Regarding clinicians, it could help explain why targeted therapy prescription rates are demonstrably suboptimal across clinics.
Although insights from behavioral economics can be used in a variety of clinical settings, they are particularly relevant to cardiovascular care.
Factors that act against adherence, such as time costs, are clear, observable and immediate; but the benefits, such as reducing the long-term risk of adverse outcomes, are immeasurable and generally slow to be seen.
Therefore, this lack of feedback and obtaining immediate rewards is reflected in the prolonged and asymptomatic accumulation of many cardiovascular conditions.
For this reason, cardiovascular health represents an opportunity to encourage patients to better align their short-term behaviors, such as physical exercise, with their long-term health goals.
Therefore, authors carry out this review of previous literature, highlighting the existing applications of behavioral economics to improve cardiovascular health.
For example, regarding physical activity, there are previous studies. In one mentioned in the article, an experiment in which patients who received an activity bracelet and cash financial incentives had more minutes of moderate physical activity compared to the control group was conducted.
But the same did not happen with participants who received only the activity bracelet, or the activity bracelet and financial incentives for charities. This showed evidence that financial incentives can be effective when received directly.
Beyond the realm of financial incentives, peer comparisons have also been examined in a paper mentioned in the article, in which subjects received team step counting feedback compared to other participants. An increasement of physical activity close to 50% was observed.
Behavioral economics techniques have also proven to be effective in motivating patients to lose weight.
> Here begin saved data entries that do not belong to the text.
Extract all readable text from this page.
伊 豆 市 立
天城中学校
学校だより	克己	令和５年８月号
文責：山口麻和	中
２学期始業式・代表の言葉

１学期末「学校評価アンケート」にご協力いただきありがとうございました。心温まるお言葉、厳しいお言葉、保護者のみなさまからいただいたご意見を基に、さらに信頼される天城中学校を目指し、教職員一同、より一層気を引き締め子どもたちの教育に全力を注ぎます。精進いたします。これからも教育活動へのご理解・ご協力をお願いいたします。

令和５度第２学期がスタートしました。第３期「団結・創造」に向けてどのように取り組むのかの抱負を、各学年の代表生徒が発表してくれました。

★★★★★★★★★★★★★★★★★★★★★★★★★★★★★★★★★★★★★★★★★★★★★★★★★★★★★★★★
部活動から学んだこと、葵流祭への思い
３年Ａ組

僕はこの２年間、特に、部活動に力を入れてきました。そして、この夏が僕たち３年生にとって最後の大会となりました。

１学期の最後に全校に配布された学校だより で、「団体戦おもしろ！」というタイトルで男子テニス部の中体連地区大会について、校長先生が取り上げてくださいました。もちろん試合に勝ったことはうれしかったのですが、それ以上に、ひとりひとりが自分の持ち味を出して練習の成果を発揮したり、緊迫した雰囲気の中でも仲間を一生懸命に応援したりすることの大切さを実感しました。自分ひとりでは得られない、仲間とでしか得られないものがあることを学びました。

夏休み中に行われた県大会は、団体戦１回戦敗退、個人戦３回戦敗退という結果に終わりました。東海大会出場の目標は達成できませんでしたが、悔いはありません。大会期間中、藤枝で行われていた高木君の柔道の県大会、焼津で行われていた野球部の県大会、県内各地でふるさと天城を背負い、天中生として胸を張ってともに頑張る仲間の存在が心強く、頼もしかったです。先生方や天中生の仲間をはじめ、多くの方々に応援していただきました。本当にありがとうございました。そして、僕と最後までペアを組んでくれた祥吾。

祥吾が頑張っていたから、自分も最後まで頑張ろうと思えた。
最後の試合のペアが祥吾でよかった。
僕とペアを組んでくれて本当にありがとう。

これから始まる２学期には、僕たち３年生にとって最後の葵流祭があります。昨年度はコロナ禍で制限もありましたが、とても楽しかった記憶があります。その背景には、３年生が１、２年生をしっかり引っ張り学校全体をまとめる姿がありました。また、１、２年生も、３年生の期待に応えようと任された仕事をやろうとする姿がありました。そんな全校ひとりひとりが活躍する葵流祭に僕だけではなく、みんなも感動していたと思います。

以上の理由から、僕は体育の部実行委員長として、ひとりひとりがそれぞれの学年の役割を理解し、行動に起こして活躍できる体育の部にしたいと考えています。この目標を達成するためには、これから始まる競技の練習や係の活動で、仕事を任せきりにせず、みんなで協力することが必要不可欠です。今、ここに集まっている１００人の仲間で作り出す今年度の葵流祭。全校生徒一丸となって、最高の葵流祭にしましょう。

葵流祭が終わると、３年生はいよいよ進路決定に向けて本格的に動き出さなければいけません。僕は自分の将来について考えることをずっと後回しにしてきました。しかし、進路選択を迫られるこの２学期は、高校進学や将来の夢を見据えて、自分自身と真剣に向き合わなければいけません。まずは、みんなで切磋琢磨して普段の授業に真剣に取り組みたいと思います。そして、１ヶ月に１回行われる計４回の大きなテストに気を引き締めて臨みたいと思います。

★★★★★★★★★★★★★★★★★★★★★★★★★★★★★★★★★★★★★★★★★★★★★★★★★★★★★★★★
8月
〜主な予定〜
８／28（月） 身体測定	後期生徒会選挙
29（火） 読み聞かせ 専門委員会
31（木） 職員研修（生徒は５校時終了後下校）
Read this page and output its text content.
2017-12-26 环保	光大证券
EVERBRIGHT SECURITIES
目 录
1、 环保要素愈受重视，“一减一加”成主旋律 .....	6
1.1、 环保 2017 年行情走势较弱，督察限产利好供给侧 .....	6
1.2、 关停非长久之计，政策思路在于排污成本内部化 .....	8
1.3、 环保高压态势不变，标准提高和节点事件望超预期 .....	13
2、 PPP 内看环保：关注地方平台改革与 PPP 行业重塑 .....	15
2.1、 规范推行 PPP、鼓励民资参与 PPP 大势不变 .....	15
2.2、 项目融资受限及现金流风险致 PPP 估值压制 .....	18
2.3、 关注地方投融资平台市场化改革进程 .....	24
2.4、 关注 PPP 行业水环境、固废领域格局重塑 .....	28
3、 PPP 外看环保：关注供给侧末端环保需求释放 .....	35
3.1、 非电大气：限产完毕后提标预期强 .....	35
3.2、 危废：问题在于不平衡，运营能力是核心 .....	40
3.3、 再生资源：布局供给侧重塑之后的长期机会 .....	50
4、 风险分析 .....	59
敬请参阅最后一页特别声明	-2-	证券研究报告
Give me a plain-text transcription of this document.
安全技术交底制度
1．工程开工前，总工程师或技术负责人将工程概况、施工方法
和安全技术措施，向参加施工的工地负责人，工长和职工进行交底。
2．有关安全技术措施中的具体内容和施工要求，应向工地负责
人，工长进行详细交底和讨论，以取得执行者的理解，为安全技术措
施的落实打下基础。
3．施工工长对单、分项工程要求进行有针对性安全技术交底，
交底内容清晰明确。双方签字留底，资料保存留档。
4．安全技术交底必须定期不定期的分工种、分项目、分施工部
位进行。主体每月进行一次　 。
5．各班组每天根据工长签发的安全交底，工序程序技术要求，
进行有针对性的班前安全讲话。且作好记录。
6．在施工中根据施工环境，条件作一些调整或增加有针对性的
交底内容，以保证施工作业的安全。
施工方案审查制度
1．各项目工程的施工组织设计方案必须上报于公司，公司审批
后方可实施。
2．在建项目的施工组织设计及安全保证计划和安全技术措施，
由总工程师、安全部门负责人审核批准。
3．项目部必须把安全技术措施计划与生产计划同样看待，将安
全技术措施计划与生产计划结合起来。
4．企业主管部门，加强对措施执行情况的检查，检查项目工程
For example, a 2008 study showed that providing financial incentives significantly increased weight loss among participants.
Smoking is also a habit that carries the risk of cardiovascular disease.
A study showed that financial incentives added to free smoking cessation aids resulted in higher rates of continued abstinence from smoking than electronic cigarettes.
On the other hand, adherence to cardiovascular medicines presents another opportunity to take advantage of the principles of behavioral economics.
In 2019, in a paper cited in the article, it was shown that the provision of financial vouchers to offset medicine copayments resulted in an adjusted 2.3% increase in adherence.
Authors also point out the usefulness of artificial intelligence in the matter.
Artificial intelligence has resurfaced in the medical community as successful use cases have begun to be integrated into both general care and cardiology.
Currently, the most common applications of artificial intelligence in health include risk prediction algorithms, image interpretation and complex phenotyping of diseases.
AI could be used to behaviorally phenotype clinicians or patients using the influences they are most sensitive to, and design personalized interventions to achieve behavior change.
On the other hand, AI could be leveraged to predict the optimal time and context for a behavioral intervention.
Authors note that future interventions using behavioral economics could incorporate lessons from non-health industries, as well as the power of AI, to tailor interventions to the right people, in the right context, and with the right information.